Wednesday, May 23, 2007

Worming through spring

My friend Liam studies soil megafauna.

In a word: worms. A soil scientist from Dublin, Liam studies the way that worms interact with various soil microorganisms. I’ve learned a bit about worms from Liam, most interestingly that all Midwestern worms are immigrants, having arrived here (slowly, one imagines) after the last glacial period, some 10,000 years ago.

The Driftless Area in which Brigit Rest is located was not glaciated during that period, nor during the previous three eras of glaciation, hence the regional name that refers to the absence of the ground-down rocks or “glacial drift” found in other Midwestern soils. Liam had a theory that there might be worms of ancient lineage, too, on the land. So we conducted a science experiment one summer afternoon. Liam brought the equipment: a bottle of formaldehyde, a box made of thin but heavy metal, and some dry mustard. With his young sons watching gleefully, we mixed the mustard with water, pushed the wood into the soil, and poured the mustard-water over it.
Within a few moments, worms writhed forth from the soil, unfortunate little mustard-gassed soldiers. Liam grabbed them with a long tweezers and popped them into bottle of formaldehyde, where their writing instantly ceased. “Martyrs to science,” he called them.

We tested a few locations—in the woods, in the grass, under a big oak—but always with the same results. We caught the same immigrant worms found in Illinois and other glaciated Midwestern states. Perhaps those pre-glaciation species are there, squirming around making soil beneath our feet, but we can’t prove it.

I have been thinking about worms a lot this spring, because I have been gardening a lot. We are establishing a new vegetable patch, which entailed plowing up a huge stretch of lawn. Mulch paths are helping keep down the weeds that erupt from the newly-exposed soil, but in the vegetable beds themselves, I’m on my knees every weekend with my little trowel, digging.

I have been reading about no-till gardening, and it sounds a worthy aim. I’ve always wondered whether tearing apart the soil fabric was really conducive to soil health, and the idea of using mulch and hand-pulling to keep down weeds (rather than the yearly rototilling) seems sensible.

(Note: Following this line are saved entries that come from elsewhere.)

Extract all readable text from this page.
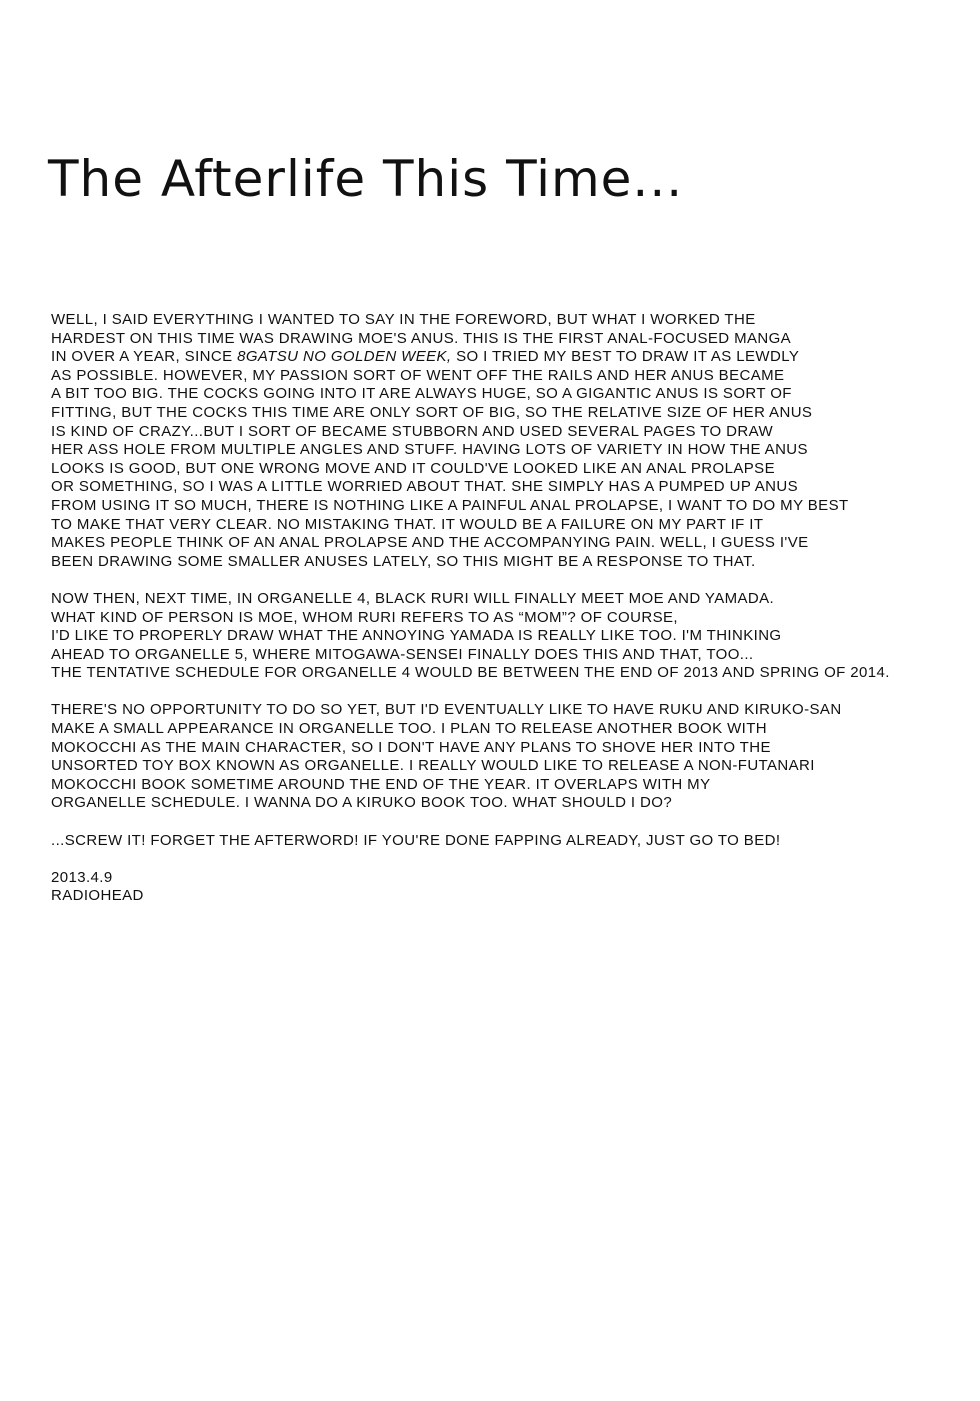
The Afterlife This Time...

WELL, I SAID EVERYTHING I WANTED TO SAY IN THE FOREWORD, BUT WHAT I WORKED THE
HARDEST ON THIS TIME WAS DRAWING MOE'S ANUS. THIS IS THE FIRST ANAL-FOCUSED MANGA
IN OVER A YEAR, SINCE 8GATSU NO GOLDEN WEEK, SO I TRIED MY BEST TO DRAW IT AS LEWDLY
AS POSSIBLE. HOWEVER, MY PASSION SORT OF WENT OFF THE RAILS AND HER ANUS BECAME
A BIT TOO BIG. THE COCKS GOING INTO IT ARE ALWAYS HUGE, SO A GIGANTIC ANUS IS SORT OF
FITTING, BUT THE COCKS THIS TIME ARE ONLY SORT OF BIG, SO THE RELATIVE SIZE OF HER ANUS
IS KIND OF CRAZY...BUT I SORT OF BECAME STUBBORN AND USED SEVERAL PAGES TO DRAW
HER ASS HOLE FROM MULTIPLE ANGLES AND STUFF. HAVING LOTS OF VARIETY IN HOW THE ANUS
LOOKS IS GOOD, BUT ONE WRONG MOVE AND IT COULD'VE LOOKED LIKE AN ANAL PROLAPSE
OR SOMETHING, SO I WAS A LITTLE WORRIED ABOUT THAT. SHE SIMPLY HAS A PUMPED UP ANUS
FROM USING IT SO MUCH, THERE IS NOTHING LIKE A PAINFUL ANAL PROLAPSE, I WANT TO DO MY BEST
TO MAKE THAT VERY CLEAR. NO MISTAKING THAT. IT WOULD BE A FAILURE ON MY PART IF IT
MAKES PEOPLE THINK OF AN ANAL PROLAPSE AND THE ACCOMPANYING PAIN. WELL, I GUESS I'VE
BEEN DRAWING SOME SMALLER ANUSES LATELY, SO THIS MIGHT BE A RESPONSE TO THAT.

NOW THEN, NEXT TIME, IN ORGANELLE 4, BLACK RURI WILL FINALLY MEET MOE AND YAMADA.
WHAT KIND OF PERSON IS MOE, WHOM RURI REFERS TO AS “MOM”? OF COURSE,
I'D LIKE TO PROPERLY DRAW WHAT THE ANNOYING YAMADA IS REALLY LIKE TOO. I'M THINKING
AHEAD TO ORGANELLE 5, WHERE MITOGAWA-SENSEI FINALLY DOES THIS AND THAT, TOO...
THE TENTATIVE SCHEDULE FOR ORGANELLE 4 WOULD BE BETWEEN THE END OF 2013 AND SPRING OF 2014.

THERE'S NO OPPORTUNITY TO DO SO YET, BUT I'D EVENTUALLY LIKE TO HAVE RUKU AND KIRUKO-SAN
MAKE A SMALL APPEARANCE IN ORGANELLE TOO. I PLAN TO RELEASE ANOTHER BOOK WITH
MOKOCCHI AS THE MAIN CHARACTER, SO I DON'T HAVE ANY PLANS TO SHOVE HER INTO THE
UNSORTED TOY BOX KNOWN AS ORGANELLE. I REALLY WOULD LIKE TO RELEASE A NON-FUTANARI
MOKOCCHI BOOK SOMETIME AROUND THE END OF THE YEAR. IT OVERLAPS WITH MY
ORGANELLE SCHEDULE. I WANNA DO A KIRUKO BOOK TOO. WHAT SHOULD I DO?

...SCREW IT! FORGET THE AFTERWORD! IF YOU'RE DONE FAPPING ALREADY, JUST GO TO BED!

2013.4.9
RADIOHEAD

I was especially interested in the question of whether tilling disturbs the soil microfauna, especially the fungi that live in mycorrhizal relationship with plants, helping their large green friends absorb nutrients from the soil.

But I didn’t start reading about the no-till approach until the plowing was already done and the fungal colonies thoroughly dislodged. I have no doubt that many worms died in the preparation of the new garden. This year, such disruption of the land bothers me, because I have been following the frightening progress of the colony collapse disorder that has stricken American honeybees. Thinking of bees and worms, I ponder the importance of the small beings of our world.

Bees, worms—the “eek” and “ish” factors come into play when we think of these insects. They are not cute like pandas or awesome like polar bears. But they weave the web of our world. And they feed us: worms creating the soil in which our food plants grow, bees pollinating them to bring us fruit and seeds. Unless something happens to them, we ignore them. We never, for instance, give thanks to the worms when we pray over dinner.

Perhaps we should. As I’ve been gardening this spring, I’ve sent grateful thoughts to the worms that build our soil. I've kept my eyes open for them in my digging and move them to another part of the row rather than risking plunging my trowel through their muscleless bodies. I think of how human life is held together by these seemingly simple and unevolved creatures who have occupied our soil since the time of the dinosaurs.

Humble things, worms. Yet without them, our soil would become rock-hard. Corn would wither, trying to grow from the stony soil. Forests would fall, and erosion would gouge great canyons through the land. In the new and sterile world, who would know that it was the loss of the humble earthworm that wreaked such a catastrophe?